Plus we have visitors from Bogotá so we've been showing them all the delights that Ibagué has to offer. They arrived on Saturday and we all headed up to the Museo de Arte del Tolima, our one art gallery here in Ibagué and which I am yet to vist, which was closed. So we decided instead to go for a coffee, but the café we chose had run out of coffee and wouldn't be getting any for some time. Then it started to rain.
-- Autumn has finally arrived here in Ibagué, the temperature has dropped (although it's still warm by my standards), and there has been a lot of rain, with streams of rainwater running down the roads, forming massive puddles, and rain filling up the river and playing havoc with our water supply. There is a strange irony here that when it's absolutely pissing it down there is a lack of water as the river we get it from is too full, of water, rocks and other debris, that they can't get enough water out of it. So I had the bizarre experience the other day, of getting in absolutely soaked, wanting a hot shower and not being able to get one as we had no water in the building. --
So anyway, Saturday; it started to rain and we headed over to another café for coffees, and then as we couldn't think of anything else to do and the rain had got even heavier, putting a stop to my tour of the centre, we went home. We met up again later though for dinner, which was nice. Then I went home and the others went out, and from all accounts had a pretty good night, but it wasn't quite the 'interesting day in Ibagué' that we'd planned.
Luckily yesterday was quite wonderful and made up for the ups and downs of Saturday. We were invited to the finca of a friend of Carole's host brother, way out at the end of Via Restrepo, the road that leads out of Ibagué and towards the Nevado del Tolima. This is the road that my family's finca is also off and it's full of restaurants and street vendors selling lots of traditional Colombian food. The finca we were visiting however was very much off-road, so much so that it can't be accessed by car, only by foot or on horseback. So, we rode up! On horses! Well, horses and a mule. And guess who got the mule. The safe, steady, and oh, so slow, mule.

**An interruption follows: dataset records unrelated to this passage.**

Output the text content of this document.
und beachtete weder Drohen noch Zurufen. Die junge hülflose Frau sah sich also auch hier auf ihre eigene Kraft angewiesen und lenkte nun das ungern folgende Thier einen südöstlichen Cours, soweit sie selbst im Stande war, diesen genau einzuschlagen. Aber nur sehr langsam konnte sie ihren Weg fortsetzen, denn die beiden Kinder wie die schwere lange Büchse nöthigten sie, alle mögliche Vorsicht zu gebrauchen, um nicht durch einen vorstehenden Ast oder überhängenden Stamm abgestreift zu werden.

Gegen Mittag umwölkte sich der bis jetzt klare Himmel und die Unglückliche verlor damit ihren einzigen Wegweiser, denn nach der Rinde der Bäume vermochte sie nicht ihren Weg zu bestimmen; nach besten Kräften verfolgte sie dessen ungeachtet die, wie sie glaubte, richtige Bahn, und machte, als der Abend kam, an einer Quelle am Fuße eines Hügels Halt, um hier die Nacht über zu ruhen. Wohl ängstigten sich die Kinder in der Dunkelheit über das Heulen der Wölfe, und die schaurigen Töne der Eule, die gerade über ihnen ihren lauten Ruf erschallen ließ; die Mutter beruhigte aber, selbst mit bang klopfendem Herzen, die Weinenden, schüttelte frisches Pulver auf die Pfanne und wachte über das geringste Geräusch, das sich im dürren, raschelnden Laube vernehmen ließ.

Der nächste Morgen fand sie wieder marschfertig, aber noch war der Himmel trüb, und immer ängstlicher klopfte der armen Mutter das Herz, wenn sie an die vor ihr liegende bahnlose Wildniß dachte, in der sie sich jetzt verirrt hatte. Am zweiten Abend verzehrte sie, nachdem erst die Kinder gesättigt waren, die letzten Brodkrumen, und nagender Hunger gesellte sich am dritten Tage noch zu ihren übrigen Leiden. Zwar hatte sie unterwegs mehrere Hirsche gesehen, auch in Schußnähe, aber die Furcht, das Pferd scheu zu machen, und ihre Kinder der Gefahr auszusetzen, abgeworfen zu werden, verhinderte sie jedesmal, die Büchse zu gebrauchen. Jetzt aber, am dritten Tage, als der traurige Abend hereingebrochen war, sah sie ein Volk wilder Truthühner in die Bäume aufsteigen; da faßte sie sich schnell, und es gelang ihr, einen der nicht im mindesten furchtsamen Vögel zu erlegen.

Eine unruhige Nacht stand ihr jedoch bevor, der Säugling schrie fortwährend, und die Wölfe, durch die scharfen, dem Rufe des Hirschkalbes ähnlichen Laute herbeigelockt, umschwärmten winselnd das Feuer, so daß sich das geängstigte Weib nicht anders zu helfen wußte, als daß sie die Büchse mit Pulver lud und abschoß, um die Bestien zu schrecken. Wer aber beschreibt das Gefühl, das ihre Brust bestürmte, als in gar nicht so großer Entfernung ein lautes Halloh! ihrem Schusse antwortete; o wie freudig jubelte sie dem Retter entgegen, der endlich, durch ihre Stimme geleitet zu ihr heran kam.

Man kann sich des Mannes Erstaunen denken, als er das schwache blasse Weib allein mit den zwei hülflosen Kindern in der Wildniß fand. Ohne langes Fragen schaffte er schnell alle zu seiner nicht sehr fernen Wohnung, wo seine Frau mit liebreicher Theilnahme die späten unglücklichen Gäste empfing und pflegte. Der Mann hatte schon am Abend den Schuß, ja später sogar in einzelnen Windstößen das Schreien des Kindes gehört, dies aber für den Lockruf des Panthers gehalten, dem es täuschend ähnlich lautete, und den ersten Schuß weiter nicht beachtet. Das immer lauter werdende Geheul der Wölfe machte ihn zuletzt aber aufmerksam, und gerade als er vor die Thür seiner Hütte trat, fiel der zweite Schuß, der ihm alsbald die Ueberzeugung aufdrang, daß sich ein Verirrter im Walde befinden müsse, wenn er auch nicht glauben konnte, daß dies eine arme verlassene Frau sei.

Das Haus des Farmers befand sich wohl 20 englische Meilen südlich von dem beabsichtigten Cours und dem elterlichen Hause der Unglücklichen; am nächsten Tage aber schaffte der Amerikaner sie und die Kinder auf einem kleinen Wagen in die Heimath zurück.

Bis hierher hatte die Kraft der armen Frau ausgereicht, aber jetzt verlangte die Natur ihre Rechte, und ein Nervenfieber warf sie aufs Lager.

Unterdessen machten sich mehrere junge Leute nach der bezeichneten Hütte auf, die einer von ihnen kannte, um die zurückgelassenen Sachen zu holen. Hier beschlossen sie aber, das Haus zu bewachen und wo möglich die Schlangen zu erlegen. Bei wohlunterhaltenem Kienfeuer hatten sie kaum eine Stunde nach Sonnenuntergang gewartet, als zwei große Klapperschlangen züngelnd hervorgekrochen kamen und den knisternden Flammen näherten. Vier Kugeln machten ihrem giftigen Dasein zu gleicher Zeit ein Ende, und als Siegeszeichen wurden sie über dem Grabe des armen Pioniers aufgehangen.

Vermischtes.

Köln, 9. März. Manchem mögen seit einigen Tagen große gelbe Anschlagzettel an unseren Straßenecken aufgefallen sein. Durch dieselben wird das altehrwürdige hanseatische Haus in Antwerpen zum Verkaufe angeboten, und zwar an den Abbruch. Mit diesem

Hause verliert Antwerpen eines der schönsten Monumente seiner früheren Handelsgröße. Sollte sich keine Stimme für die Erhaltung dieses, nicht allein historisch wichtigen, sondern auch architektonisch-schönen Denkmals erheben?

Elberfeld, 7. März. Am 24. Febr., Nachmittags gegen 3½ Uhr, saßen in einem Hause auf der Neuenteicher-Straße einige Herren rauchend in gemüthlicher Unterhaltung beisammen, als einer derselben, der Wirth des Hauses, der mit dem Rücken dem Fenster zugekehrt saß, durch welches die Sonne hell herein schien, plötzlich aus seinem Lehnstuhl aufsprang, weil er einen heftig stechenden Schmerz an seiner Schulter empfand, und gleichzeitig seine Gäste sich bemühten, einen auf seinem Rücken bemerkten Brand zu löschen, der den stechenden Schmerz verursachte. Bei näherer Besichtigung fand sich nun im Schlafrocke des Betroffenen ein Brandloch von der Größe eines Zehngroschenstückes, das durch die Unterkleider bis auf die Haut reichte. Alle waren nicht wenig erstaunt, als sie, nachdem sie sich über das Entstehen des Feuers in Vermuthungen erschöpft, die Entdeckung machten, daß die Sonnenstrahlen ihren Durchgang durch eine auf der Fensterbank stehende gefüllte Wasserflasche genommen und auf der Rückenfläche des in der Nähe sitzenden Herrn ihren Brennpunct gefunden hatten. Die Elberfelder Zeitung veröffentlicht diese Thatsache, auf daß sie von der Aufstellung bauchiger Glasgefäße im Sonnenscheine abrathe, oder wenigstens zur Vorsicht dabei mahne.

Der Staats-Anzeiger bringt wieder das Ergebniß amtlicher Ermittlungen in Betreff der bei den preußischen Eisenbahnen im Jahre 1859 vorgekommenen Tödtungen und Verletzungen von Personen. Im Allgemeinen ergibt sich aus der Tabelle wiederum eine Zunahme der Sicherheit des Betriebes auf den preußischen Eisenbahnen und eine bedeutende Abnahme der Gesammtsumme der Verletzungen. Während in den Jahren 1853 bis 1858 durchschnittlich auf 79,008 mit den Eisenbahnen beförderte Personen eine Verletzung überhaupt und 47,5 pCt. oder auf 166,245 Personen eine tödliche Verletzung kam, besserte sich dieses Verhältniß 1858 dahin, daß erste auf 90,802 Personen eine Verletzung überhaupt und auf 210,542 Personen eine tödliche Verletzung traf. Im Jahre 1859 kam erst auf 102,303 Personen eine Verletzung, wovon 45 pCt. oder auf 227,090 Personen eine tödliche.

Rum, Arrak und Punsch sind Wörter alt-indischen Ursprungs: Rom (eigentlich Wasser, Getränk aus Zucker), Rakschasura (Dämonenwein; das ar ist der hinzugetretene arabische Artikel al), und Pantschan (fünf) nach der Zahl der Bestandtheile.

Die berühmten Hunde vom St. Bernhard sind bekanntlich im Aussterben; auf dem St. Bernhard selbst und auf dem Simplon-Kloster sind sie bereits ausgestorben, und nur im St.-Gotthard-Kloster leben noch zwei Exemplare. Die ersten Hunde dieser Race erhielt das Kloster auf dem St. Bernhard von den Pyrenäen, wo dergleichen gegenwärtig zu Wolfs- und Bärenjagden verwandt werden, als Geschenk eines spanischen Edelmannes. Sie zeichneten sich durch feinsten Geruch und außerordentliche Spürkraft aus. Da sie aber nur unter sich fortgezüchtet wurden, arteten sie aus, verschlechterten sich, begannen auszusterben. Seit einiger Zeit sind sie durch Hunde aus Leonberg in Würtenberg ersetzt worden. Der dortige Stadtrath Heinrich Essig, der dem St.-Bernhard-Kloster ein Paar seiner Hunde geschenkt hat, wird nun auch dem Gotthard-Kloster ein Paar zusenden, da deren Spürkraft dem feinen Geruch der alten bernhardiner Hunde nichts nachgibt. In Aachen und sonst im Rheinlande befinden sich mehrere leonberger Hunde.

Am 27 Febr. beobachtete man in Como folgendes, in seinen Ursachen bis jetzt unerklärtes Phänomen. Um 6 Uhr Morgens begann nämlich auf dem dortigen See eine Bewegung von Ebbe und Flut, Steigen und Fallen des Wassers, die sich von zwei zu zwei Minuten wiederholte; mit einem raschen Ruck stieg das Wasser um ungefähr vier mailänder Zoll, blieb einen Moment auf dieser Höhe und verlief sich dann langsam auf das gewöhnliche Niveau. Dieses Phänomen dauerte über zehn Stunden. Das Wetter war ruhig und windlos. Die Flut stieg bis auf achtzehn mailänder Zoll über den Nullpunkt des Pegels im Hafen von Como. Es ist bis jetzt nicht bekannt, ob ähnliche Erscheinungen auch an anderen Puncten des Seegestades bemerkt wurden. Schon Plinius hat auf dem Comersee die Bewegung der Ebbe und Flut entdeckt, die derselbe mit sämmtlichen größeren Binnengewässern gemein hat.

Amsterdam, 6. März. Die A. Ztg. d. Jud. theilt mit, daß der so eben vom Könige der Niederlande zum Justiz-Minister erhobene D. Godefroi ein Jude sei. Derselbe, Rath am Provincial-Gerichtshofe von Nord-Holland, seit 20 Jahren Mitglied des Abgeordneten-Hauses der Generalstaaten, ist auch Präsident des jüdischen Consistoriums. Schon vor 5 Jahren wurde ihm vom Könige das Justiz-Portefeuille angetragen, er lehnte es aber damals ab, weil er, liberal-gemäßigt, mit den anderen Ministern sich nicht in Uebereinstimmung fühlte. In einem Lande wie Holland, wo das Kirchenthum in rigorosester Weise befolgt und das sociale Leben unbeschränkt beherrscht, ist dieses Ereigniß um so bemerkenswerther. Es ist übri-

I didn't mind too much though, as I've never ridden, and we were going up a fairly steep slope, and our pace meant that I had time to look around me and realise:
I'm riding a horse, (OK, fine, a mule), but still; I'm riding uphill, surrounded by beautiful forested mountains swathed in cloud, in Colombia.
THIS IS FREAKING AWESOME!
We passed several other fincas on our way up, all brightly-painted with gables and porches and gardens filled with flowers. There were lemon trees, streams, blue dragonflies, it was lovely.
And the view! Once we reached the actual finca, we dismounted and I went to look down the slope we had just climbed up from: I could see and hear the grey, rushing water of the river that runs through the middle of the valley, the rocky outfaces of the hills peeping out from under dense greenery, I felt like I was in Crouching Tiger, Hidden Dragon, I just wanted to fall down into the landscape below and float away.
After the excitement of the ride up we all just hung out, playing with the dogs, enjoying the scenery and drinking tinto. We also helped prepare lunch, the standard Colombian fare of steak, papas and guacamole, which was simple yet delicious.
Afterwards we went for a walk further up the mountain to pick mora and passionfruit, but the weather was too misty to climb much higher and it was starting to rain and get dark, so we headed back down to the house, and then further down back to Via Restrepo and where our car was parked. I walked down with a couple of others, not feeling particularly confident about riding downhill in the rainy half-light, not even a mule! But some of the others rode down and looking back up at them, coming down the slope on horseback with their hoods up against the rain, I felt a little like I was in a fairy-tale, specifically The Hobbit, and that I was watching Bilbo, Gandalf and the dwarves riding through the wilderness. It was quite something, and a fitting end to a rather magical day here in Colombia!